Mechanical metamaterials, developed artificially, possess remarkable properties, though these often conflict and are difficult to balance. Previous research on double-negative (negative stiffness and negative Poisson's ratio) metamaterials has been limited to two-dimensional structures or complex fabrication methods, restricting their functionality and applications. To overcome these challenges, we propose a three-dimensional double-negative mechanical metamaterial design, comprising negative stiffness cells and frameworks. This design employs cube arrangements, rotation angles, selective connections, and guide rod assemblies to create 3D structures that maintain localised negative stiffness. The overall negative Poisson's ratio is achieved through coercive deformation between frameworks.
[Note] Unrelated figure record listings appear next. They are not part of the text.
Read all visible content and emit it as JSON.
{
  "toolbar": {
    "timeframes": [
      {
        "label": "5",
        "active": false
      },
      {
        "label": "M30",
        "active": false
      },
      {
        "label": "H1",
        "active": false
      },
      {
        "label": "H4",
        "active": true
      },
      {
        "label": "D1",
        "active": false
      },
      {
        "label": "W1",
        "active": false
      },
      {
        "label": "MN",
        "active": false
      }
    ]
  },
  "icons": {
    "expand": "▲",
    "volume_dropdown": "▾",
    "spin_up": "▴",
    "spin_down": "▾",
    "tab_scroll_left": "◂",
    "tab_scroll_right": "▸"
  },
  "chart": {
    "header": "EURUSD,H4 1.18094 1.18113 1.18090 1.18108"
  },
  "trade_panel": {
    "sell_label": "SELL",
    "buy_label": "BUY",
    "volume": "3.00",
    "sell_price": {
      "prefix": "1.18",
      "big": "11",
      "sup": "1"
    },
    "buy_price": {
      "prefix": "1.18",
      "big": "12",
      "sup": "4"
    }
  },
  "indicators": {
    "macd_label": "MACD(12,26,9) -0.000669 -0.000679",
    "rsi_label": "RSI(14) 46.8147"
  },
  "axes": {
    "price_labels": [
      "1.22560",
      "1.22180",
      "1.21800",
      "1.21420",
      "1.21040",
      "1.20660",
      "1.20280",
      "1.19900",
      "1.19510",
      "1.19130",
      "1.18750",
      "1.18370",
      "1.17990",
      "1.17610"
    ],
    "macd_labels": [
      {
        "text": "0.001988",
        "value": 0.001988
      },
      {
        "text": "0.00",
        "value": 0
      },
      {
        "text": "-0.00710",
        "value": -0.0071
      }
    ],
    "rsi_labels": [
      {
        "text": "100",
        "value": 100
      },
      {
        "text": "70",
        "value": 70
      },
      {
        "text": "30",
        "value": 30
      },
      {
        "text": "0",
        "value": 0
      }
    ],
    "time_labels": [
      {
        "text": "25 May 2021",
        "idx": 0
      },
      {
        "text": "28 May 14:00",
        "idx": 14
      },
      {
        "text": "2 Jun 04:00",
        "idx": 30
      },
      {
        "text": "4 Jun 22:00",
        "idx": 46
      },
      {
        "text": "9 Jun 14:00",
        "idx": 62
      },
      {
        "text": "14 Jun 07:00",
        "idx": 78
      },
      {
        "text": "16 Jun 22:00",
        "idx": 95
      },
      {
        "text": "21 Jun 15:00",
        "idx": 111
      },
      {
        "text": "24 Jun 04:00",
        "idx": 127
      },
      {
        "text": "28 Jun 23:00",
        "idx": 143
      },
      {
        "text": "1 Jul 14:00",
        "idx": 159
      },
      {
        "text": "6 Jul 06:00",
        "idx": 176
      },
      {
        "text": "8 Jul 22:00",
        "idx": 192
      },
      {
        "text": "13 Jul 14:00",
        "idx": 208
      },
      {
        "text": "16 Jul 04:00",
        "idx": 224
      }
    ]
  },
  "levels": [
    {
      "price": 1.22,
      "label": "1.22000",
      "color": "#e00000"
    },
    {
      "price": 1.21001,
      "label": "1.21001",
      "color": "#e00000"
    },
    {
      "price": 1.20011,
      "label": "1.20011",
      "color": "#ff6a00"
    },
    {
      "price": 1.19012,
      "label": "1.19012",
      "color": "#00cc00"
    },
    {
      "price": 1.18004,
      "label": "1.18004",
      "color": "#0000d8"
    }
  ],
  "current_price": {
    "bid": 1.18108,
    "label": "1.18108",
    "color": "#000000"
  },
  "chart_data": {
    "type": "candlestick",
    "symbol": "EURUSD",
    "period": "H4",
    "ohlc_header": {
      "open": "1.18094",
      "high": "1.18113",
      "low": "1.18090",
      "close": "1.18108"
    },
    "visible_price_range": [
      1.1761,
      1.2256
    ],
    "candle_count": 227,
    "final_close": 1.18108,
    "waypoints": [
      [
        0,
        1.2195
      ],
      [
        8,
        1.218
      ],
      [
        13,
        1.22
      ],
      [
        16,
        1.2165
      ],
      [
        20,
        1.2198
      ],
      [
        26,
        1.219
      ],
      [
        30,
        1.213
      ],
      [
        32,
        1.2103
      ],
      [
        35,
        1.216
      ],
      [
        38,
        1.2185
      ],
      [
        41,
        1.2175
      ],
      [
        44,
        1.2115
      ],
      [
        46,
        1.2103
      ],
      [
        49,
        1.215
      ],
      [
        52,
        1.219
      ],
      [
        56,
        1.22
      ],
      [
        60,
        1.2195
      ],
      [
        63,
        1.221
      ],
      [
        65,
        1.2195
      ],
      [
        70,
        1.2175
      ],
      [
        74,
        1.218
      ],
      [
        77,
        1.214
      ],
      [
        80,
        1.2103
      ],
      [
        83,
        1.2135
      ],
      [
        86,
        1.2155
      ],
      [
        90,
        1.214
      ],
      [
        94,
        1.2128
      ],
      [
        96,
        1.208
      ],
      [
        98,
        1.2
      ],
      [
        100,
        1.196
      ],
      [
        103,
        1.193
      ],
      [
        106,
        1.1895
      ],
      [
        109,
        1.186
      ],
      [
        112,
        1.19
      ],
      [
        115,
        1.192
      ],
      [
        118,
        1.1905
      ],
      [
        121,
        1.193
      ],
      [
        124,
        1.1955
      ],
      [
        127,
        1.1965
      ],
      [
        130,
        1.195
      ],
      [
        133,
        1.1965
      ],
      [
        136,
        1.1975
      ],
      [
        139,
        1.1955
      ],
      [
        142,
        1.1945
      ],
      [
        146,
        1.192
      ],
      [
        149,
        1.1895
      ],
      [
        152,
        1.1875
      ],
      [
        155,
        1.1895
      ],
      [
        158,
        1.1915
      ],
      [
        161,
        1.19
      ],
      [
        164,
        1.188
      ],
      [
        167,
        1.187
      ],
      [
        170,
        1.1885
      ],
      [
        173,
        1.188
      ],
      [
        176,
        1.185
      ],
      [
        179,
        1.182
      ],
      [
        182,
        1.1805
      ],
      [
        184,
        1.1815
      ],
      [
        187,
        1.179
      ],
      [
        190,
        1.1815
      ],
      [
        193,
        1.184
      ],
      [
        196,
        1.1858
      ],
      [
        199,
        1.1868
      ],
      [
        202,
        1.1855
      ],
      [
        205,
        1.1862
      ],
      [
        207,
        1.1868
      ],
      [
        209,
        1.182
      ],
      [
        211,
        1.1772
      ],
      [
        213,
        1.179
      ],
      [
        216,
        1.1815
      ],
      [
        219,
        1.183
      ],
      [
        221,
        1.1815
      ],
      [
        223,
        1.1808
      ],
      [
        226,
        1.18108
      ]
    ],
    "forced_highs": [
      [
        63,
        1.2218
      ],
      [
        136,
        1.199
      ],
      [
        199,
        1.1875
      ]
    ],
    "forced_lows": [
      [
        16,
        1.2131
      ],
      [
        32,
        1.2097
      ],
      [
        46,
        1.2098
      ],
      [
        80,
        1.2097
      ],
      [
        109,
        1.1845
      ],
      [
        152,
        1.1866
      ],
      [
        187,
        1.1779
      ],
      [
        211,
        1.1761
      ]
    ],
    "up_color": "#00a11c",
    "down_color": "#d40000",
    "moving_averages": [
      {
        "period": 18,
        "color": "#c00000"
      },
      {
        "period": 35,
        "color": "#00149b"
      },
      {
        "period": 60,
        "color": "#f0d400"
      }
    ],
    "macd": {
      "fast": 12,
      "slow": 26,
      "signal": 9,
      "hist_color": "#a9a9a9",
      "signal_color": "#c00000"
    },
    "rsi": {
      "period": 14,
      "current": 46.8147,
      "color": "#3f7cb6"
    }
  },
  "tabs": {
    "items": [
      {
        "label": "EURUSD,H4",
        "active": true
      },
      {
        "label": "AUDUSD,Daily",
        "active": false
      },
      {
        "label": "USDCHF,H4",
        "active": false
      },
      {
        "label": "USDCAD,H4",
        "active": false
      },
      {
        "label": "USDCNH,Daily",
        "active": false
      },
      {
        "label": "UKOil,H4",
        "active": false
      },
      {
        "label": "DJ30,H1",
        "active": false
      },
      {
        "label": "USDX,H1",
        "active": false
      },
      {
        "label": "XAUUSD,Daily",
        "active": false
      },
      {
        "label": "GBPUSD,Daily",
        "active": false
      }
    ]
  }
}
Specimens are rapidly fabricated through one-time 3D printing and facile assembly. Based on this strategy, a series of 3D orthotropic isotropic and anisotropic metamaterials are proposed, which have a large tunable design space including parameters such as compressive force, Poisson's ratio and anisotropy. In addition, these metamaterials exhibit high elasticity and mechanical hysteresis during cyclic loading and unloading. These properties were verified by simulations and experiments. These metamaterials have potential applications in helmets, crash beams, landing gears, and other orientation-dependent protection systems.